Kodak has organized a stunt whereby a man will remain trapped in a box until 1 million photos are set free from Facebook by using the new My Kodak Moments app.  With the app, users can pull photos directly from their albums and their friends’ albums to create photobooks and prints, which can then be ordered on Facebook for delivery.

If you’re in New York City, you can visit Mark Malkoff in his transparent box. Or regardless of where you are, you could print something and help end his imprisonment.  Or you could cry, or maybe just cringe.

Yes, I get that this is marketing schtick.  It doesn’t have to make complete sense.  But does it have to be embarrassing? After all, they’re nice prints. The photo books are great. The app is well done. It’s the message behind the stunt that makes me wince. (Full disclosure: I work for Kodak.)

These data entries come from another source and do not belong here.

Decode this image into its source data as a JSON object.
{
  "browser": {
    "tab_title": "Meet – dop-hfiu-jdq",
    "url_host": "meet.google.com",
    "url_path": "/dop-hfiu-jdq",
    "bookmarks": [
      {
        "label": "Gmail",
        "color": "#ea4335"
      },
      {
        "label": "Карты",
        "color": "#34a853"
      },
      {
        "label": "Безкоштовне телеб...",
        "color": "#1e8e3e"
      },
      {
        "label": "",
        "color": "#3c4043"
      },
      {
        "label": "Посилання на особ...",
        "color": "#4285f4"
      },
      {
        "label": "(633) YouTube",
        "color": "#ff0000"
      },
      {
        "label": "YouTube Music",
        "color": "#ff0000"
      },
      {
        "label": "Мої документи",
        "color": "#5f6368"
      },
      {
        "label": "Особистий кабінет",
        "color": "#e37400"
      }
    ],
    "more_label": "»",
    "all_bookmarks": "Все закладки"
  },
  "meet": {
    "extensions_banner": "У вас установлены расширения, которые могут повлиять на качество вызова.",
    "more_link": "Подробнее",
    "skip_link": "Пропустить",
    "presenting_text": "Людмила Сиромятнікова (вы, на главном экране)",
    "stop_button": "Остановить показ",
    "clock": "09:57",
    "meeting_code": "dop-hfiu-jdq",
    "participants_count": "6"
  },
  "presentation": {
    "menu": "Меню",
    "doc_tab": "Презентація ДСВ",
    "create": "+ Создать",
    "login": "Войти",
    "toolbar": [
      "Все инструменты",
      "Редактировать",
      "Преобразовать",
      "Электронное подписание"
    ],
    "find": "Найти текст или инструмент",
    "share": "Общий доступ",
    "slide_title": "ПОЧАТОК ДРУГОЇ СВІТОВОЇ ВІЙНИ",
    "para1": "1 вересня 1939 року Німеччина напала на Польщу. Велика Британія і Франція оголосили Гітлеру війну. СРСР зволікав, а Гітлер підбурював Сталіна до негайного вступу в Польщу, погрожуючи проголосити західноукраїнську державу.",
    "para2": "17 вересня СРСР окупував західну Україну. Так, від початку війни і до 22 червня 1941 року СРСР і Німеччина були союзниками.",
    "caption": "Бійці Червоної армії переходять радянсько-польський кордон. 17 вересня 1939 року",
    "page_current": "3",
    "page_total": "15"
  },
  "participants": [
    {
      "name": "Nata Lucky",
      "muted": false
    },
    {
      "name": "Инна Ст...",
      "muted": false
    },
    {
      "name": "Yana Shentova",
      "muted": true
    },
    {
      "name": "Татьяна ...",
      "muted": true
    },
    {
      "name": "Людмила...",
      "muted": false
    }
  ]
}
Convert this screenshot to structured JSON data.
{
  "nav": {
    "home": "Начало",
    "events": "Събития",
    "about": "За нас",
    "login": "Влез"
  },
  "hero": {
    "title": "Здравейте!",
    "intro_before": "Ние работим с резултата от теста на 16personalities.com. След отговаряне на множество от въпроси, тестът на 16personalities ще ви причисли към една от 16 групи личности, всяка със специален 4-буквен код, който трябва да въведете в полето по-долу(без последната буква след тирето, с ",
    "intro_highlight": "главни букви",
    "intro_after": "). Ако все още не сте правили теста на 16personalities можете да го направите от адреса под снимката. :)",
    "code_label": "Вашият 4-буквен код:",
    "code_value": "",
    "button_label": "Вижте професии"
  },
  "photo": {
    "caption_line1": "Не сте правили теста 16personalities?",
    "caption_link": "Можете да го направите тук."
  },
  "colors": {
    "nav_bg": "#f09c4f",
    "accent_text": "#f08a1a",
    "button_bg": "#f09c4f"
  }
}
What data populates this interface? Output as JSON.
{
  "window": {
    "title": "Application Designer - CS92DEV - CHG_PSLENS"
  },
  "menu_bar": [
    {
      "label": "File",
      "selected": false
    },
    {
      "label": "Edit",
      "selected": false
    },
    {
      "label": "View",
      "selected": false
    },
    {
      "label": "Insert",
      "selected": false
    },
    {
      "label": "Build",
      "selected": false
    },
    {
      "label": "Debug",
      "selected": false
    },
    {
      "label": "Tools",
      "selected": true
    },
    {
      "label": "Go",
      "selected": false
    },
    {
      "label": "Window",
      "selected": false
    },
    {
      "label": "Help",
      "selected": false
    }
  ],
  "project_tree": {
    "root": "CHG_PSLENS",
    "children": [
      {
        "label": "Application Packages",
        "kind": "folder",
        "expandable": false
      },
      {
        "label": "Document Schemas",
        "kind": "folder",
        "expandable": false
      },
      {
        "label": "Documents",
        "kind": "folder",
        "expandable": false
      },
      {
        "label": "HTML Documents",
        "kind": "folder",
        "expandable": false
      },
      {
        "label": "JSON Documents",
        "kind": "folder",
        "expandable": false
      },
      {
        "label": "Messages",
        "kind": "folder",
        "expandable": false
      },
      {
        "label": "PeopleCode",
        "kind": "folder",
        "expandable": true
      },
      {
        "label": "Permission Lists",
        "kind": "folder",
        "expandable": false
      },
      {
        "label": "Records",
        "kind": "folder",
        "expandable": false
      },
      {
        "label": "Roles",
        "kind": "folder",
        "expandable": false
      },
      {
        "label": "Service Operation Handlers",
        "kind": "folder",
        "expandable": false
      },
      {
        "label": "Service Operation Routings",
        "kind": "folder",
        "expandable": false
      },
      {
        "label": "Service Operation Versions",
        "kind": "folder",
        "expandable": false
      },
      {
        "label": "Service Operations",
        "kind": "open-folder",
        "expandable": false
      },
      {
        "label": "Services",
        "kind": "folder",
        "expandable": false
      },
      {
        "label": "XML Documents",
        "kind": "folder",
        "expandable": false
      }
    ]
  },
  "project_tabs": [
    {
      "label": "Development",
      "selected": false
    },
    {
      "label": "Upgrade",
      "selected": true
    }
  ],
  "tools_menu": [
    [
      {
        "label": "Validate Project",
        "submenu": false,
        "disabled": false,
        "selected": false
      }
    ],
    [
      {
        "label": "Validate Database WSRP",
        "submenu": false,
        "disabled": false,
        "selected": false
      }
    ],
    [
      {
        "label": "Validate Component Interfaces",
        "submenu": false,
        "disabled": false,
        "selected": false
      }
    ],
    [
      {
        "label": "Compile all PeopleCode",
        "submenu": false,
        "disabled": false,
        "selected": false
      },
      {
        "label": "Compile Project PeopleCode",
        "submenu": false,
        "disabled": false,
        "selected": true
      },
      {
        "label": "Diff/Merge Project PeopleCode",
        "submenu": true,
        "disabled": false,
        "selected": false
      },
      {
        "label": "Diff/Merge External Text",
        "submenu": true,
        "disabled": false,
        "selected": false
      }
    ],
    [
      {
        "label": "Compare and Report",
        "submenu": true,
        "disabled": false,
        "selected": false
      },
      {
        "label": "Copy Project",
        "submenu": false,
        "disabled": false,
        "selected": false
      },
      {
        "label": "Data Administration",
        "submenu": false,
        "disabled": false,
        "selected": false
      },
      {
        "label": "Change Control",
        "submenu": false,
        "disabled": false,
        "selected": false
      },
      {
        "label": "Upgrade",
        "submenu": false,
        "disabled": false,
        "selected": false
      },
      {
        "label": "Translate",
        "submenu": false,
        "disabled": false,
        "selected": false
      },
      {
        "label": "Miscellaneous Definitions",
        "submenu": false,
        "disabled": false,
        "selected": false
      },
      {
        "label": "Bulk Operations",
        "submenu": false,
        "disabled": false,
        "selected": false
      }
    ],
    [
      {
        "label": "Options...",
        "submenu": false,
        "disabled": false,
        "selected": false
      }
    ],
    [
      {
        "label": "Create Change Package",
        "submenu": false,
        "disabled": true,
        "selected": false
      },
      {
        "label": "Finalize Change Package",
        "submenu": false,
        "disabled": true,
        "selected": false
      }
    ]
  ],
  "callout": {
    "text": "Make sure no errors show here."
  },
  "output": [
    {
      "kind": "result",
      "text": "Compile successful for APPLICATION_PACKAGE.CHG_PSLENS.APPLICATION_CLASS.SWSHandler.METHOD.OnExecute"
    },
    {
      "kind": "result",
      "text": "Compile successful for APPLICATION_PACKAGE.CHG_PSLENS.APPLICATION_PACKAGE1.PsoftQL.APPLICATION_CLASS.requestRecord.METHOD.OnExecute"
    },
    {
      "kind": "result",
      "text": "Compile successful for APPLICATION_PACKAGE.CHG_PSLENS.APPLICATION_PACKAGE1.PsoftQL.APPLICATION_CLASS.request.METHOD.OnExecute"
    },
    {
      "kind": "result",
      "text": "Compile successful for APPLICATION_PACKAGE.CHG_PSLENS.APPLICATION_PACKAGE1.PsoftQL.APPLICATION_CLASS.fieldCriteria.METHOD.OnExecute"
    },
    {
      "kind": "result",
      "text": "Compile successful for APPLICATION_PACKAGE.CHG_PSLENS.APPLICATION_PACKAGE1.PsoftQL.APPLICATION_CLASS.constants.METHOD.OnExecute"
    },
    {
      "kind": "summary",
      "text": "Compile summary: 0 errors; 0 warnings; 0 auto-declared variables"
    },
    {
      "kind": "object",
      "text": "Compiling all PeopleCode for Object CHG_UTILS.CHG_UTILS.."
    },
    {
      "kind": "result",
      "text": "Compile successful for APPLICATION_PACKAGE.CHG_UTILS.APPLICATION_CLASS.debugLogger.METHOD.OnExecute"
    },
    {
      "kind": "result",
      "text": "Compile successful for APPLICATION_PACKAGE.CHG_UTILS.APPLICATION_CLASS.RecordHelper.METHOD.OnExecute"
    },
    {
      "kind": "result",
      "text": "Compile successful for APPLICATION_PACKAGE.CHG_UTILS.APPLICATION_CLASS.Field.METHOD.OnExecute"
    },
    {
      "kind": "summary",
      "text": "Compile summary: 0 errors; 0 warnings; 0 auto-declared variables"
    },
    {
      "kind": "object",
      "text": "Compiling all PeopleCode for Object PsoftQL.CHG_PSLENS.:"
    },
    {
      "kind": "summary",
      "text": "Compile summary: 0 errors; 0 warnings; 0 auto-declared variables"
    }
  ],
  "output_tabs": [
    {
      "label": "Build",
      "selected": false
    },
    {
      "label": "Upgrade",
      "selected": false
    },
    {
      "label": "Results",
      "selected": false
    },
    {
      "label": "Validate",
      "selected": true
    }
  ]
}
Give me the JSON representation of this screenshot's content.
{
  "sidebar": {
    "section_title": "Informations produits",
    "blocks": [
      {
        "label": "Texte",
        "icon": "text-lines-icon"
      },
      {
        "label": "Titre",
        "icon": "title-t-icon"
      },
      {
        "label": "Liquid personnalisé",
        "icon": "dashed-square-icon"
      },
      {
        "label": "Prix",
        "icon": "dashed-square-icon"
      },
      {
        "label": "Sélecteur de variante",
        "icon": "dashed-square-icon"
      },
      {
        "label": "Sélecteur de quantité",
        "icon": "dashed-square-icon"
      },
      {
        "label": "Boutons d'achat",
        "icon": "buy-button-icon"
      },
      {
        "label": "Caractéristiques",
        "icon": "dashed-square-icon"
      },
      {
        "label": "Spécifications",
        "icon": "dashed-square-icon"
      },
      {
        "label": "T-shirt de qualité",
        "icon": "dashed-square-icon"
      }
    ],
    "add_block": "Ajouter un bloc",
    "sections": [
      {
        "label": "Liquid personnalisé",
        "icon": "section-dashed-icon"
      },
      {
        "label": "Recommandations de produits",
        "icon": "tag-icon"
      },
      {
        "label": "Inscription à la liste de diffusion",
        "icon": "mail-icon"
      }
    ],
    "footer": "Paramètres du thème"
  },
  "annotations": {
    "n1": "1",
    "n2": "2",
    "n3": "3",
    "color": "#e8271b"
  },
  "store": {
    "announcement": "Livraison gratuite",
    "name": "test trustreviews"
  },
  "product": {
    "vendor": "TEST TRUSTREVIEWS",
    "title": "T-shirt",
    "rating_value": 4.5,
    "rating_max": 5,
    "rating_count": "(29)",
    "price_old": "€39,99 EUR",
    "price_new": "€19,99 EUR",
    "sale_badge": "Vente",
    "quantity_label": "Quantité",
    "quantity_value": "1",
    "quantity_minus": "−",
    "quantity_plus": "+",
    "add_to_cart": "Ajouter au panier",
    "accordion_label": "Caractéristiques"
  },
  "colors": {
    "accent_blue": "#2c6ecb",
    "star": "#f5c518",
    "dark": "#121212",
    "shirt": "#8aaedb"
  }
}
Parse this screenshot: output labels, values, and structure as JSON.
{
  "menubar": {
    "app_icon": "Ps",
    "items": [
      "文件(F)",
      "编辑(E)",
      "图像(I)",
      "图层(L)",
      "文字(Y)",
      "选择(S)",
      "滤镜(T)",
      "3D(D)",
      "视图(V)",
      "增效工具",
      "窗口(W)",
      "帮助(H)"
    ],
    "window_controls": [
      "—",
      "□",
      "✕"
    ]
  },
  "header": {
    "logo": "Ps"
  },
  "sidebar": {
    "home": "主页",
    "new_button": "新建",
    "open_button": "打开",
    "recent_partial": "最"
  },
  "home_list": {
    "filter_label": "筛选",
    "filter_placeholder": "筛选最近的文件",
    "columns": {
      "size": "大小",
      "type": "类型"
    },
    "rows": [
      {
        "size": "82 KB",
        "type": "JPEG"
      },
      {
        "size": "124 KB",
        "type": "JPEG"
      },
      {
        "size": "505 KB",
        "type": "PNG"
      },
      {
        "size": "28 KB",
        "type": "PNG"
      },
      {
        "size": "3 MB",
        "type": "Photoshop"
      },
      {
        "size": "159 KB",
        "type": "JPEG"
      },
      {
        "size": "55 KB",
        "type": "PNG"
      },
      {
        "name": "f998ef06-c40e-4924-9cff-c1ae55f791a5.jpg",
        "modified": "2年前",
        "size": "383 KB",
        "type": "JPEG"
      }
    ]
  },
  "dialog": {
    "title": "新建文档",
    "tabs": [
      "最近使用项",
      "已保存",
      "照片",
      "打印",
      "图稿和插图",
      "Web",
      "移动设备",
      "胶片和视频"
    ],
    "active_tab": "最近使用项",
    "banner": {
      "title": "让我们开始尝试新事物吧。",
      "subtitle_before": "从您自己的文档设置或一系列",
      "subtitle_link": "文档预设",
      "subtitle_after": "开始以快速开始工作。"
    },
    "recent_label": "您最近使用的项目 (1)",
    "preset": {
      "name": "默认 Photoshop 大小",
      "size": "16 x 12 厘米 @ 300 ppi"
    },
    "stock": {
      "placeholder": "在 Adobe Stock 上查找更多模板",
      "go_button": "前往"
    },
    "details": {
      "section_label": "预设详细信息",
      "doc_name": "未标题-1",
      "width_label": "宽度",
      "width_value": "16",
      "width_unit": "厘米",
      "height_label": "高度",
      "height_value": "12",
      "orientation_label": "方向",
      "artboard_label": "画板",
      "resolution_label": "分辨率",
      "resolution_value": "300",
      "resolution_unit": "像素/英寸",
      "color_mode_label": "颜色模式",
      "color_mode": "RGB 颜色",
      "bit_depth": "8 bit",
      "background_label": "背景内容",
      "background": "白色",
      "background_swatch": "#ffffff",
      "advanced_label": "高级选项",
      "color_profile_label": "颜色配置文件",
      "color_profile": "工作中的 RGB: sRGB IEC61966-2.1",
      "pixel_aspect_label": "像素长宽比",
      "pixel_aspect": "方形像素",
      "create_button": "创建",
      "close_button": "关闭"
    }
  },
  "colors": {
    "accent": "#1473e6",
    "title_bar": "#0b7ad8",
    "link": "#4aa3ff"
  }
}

Think about it. Kodak thinks your photos are trapped in Facebook Jail.  A place where they are easily sharable with 800 million Facebook users.  A place where they are archived indefinitely.  A place where they are downloadable, linkable, or cross-postable on demand. Yup, these photos are confined like a lion on the Serengeti.

Further, Kodak is proposing to “free” your photos by printing them such that they exist on a single piece of paper and are only sharable with people who can see over your shoulder.  This is like trying to convince people to free their music from iTunes by pressing it onto vinyl disks.

They should just hang up a sign that says, “Kodak—We don’t get it… and get off our lawn.”

Let’s face it, Kodak is in trouble.  This is no secret.  The news reports daily on Eastman Kodak’s efforts to remain financially solvent as it tries to shed the shame of failing to capitalize on the market’s shift to digital imaging (a technology it pioneered) and reinvent itself as a printing company, all in the midst of the worst economic downturn since the Great Depression.  Not an easy go.

But it’s one thing to be late to the game.  It’s another to show up at the football field with your first baseman’s mitt and your swim goggles and wonder why no one picks you for their team.